What to do to overcome mental filtering? Signs of mental filtering

Oftentimes, we think about situations in a negative manner and never tend to focus on the positive side of life. This is known as mental filtering and most of us are affected by this problem which makes us quite depressed.

Mental filtering is the process in which we have difficulty in accepting positive things and even when someone does say something positive to us, we filter the negative aspects of this compliment rather than accepting the compliment as it is.

Moreover, this process is quite dangerous for our mental health because it can give us stress, and depression.

Writes therapist Carolyn Rubenstein on this aspect,

Do you struggle to accept compliments and tend to focus on negative things? This may be a sign of mental filtering. Mental filtering involves selectively focusing on negative or distressing aspects of a situation, while ignoring or downplaying positive elements. People who use mental filtering often engage in negative self-talk, reinforcing their belief in the negativity of a situation.
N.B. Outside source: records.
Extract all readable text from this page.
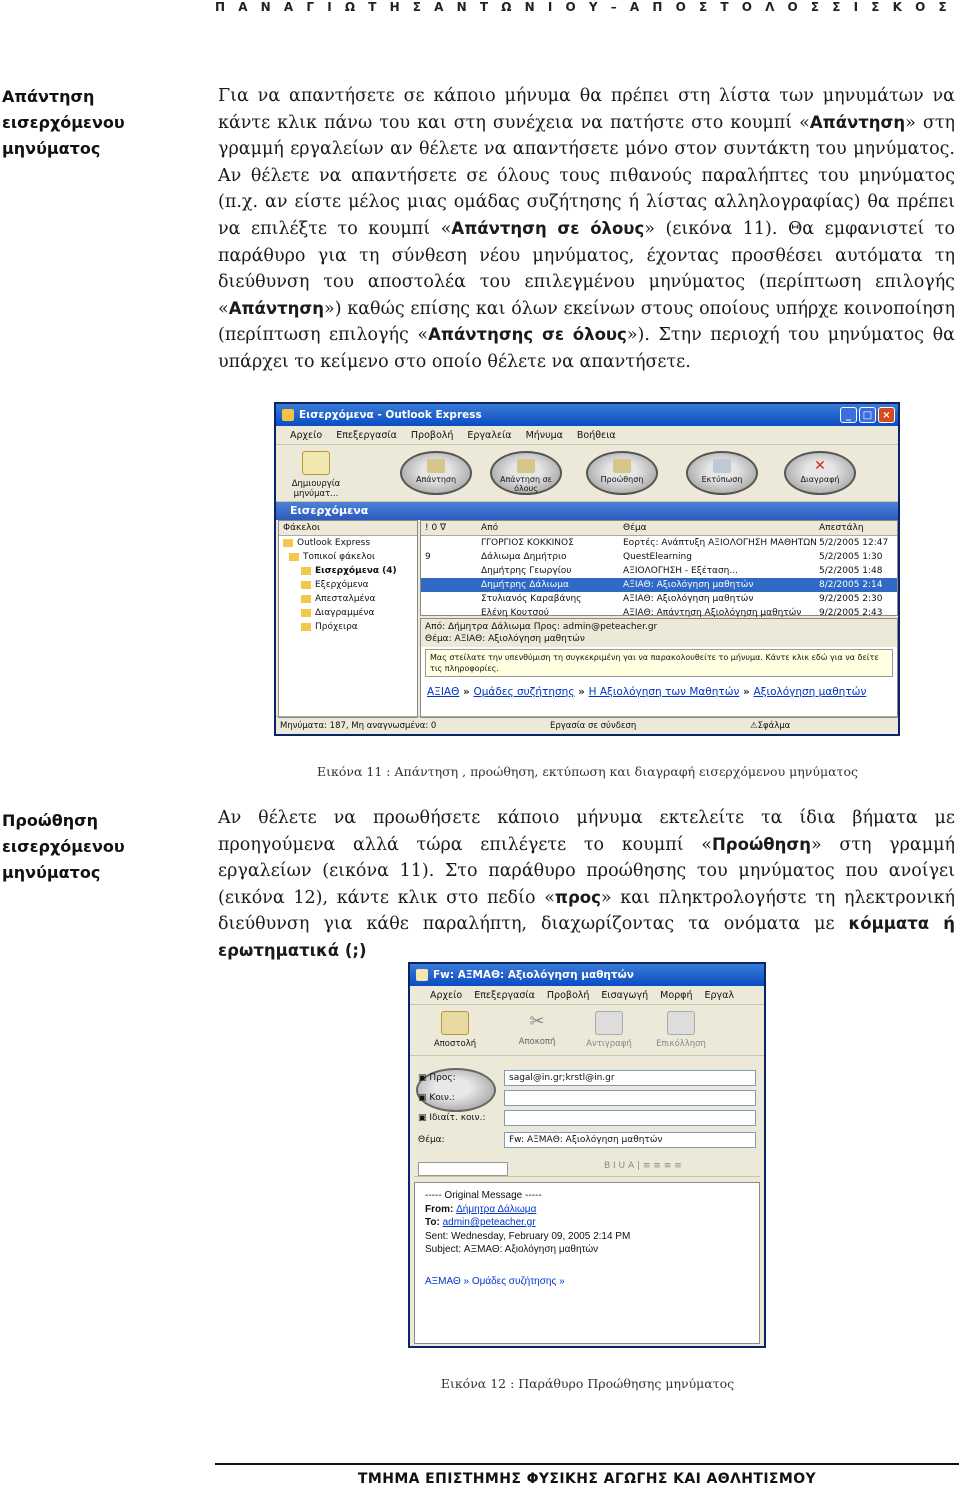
Π Α Ν Α Γ Ι Ω Τ Η Σ Α Ν Τ Ω Ν Ι Ο Υ – Α Π Ο Σ Τ Ο Λ Ο Σ Σ Ι Σ Κ Ο Σ
Απάντηση
εισερχόμενου
μηνύματος
Για να απαντήσετε σε κάποιο μήνυμα θα πρέπει στη λίστα των μηνυμάτων να κάντε κλικ πάνω του και στη συνέχεια να πατήστε στο κουμπί «Απάντηση» στη γραμμή εργαλείων αν θέλετε να απαντήσετε μόνο στον συντάκτη του μηνύματος. Αν θέλετε να απαντήσετε σε όλους τους πιθανούς παραλήπτες του μηνύματος (π.χ. αν είστε μέλος μιας ομάδας συζήτησης ή λίστας αλληλογραφίας) θα πρέπει να επιλέξτε το κουμπί «Απάντηση σε όλους» (εικόνα 11). Θα εμφανιστεί το παράθυρο για τη σύνθεση νέου μηνύματος, έχοντας προσθέσει αυτόματα τη διεύθυνση του αποστολέα του επιλεγμένου μηνύματος (περίπτωση επιλογής «Απάντηση») καθώς επίσης και όλων εκείνων στους οποίους υπήρχε κοινοποίηση (περίπτωση επιλογής «Απάντησης σε όλους»). Στην περιοχή του μηνύματος θα υπάρχει το κείμενο στο οποίο θέλετε να απαντήσετε.
Εισερχόμενα - Outlook Express	_	□	×
Αρχείο Επεξεργασία Προβολή Εργαλεία Μήνυμα Βοήθεια
Δημιουργία μηνύματ...
Απάντηση	Απάντηση σε όλους
Προώθηση	Εκτύπωση
✕
Διαγραφή
Εισερχόμενα
Φάκελοι
Outlook Express
Τοπικοί φάκελοι
Εισερχόμενα (4)
Εξερχόμενα
Απεσταλμένα
Διαγραμμένα
Πρόχειρα
! 0 ∇	Από	Θέμα	Απεστάλη
ΓΓΟΡΓΙΟΣ ΚΟΚΚΙΝΟΣ	Εορτές: Ανάπτυξη ΑΞΙΟΛΟΓΗΣΗ ΜΑΘΗΤΩΝ 5/2/2005 12:47
9	Δάλιωμα Δημήτριο	QuestElearning	5/2/2005 1:30
Δημήτρης Γεωργίου	ΑΞΙΟΛΟΓΗΣΗ - Εξέταση...	5/2/2005 1:48
Δημήτρης Δάλιωμα	ΑΞΙΑΘ: Αξιολόγηση μαθητών	8/2/2005 2:14
Στυλιανός Καραβάνης	ΑΞΙΑΘ: Αξιολόγηση μαθητών	9/2/2005 2:30
Ελένη Κουτσού	ΑΞΙΑΘ: Απάντηση Αξιολόγηση μαθητών	9/2/2005 2:43
Από: Δήμητρα Δάλιωμα Προς: admin@peteacher.gr
Θέμα: ΑΞΙΑΘ: Αξιολόγηση μαθητών
Μας στείλατε την υπενθύμιση τη συγκεκριμένη γαι να παρακολουθείτε το μήνυμα. Κάντε κλικ εδώ για να δείτε τις πληροφορίες.
ΑΞΙΑΘ » Ομάδες συζήτησης » Η Αξιολόγηση των Μαθητών » Αξιολόγηση μαθητών
Μηνύματα: 187, Μη αναγνωσμένα: 0	Εργασία σε σύνδεση	⚠ Σφάλμα
Εικόνα 11 : Απάντηση , προώθηση, εκτύπωση και διαγραφή εισερχόμενου μηνύματος
Προώθηση
εισερχόμενου
μηνύματος
Αν θέλετε να προωθήσετε κάποιο μήνυμα εκτελείτε τα ίδια βήματα με προηγούμενα αλλά τώρα επιλέγετε το κουμπί «Προώθηση» στη γραμμή εργαλείων (εικόνα 11). Στο παράθυρο προώθησης του μηνύματος που ανοίγει (εικόνα 12), κάντε κλικ στο πεδίο «προς» και πληκτρολογήστε τη ηλεκτρονική διεύθυνση για κάθε παραλήπτη, διαχωρίζοντας τα ονόματα με κόμματα ή ερωτηματικά (;)
Fw: ΑΞΜΑΘ: Αξιολόγηση μαθητών
Αρχείο Επεξεργασία Προβολή Εισαγωγή Μορφή Εργαλ
Αποστολή
✂
Αποκοπή	Αντιγραφή	Επικόλληση
▣ Προς:	sagal@in.gr;krstl@in.gr
▣ Κοιν.:
▣ Ιδιαίτ. κοιν.:
Θέμα:	Fw: ΑΞΜΑΘ: Αξιολόγηση μαθητών
B I U A | ≡ ≡ ≡ ≡
----- Original Message -----
From: Δήμητρα Δάλιωμα
To: admin@peteacher.gr
Sent: Wednesday, February 09, 2005 2:14 PM
Subject: ΑΞΜΑΘ: Αξιολόγηση μαθητών
ΑΞΜΑΘ » Ομάδες συζήτησης »
Εικόνα 12 : Παράθυρο Προώθησης μηνύματος
ΤΜΗΜΑ ΕΠΙΣΤΗΜΗΣ ΦΥΣΙΚΗΣ ΑΓΩΓΗΣ ΚΑΙ ΑΘΛΗΤΙΣΜΟΥ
Signs to identify mental filtering in ourselves and others around us

Let’s take a look at some of the signs through which we become victims of mental filtering.

Focusing more on negative than positive aspects

Some of us tend to focus more on the negative aspects of our lives rather than on the positive because we feel that our failures and mistakes are more as compared to our successes and achievements. This is a very big factor in mental filtering.

Overthinking about nonsensical and paltry things

Another aspect of mental filtering is the way we tend to overthink about non-important issues or unnecessary things that shouldn’t affect us mentally. But, these things take up most of our time and we don’t focus on the other important things.

Environment or situations also affect our thinking

Furthermore, sometimes the environment we are in or the situations around us can affect our thinking negatively or positively. However, during mental filtering, an individual is more focused on the negative aspects of the environment.

Not interested in receiving positive feedback and interested in criticism

Meanwhile, we make criticism a part of our daily lives and don’t like it when we are offered positive feedback from someone. If we have achieved something commendable in our lives, we decide to trash it, overthink the concerns more, and visualize what would have happened if we had not gotten that achievement.

Finally, Rubenstein concludes by saying,

By acknowledging and embracing the positive elements in your life, you can begin to combat mental filtering and achieve a more balanced and optimistic perspective.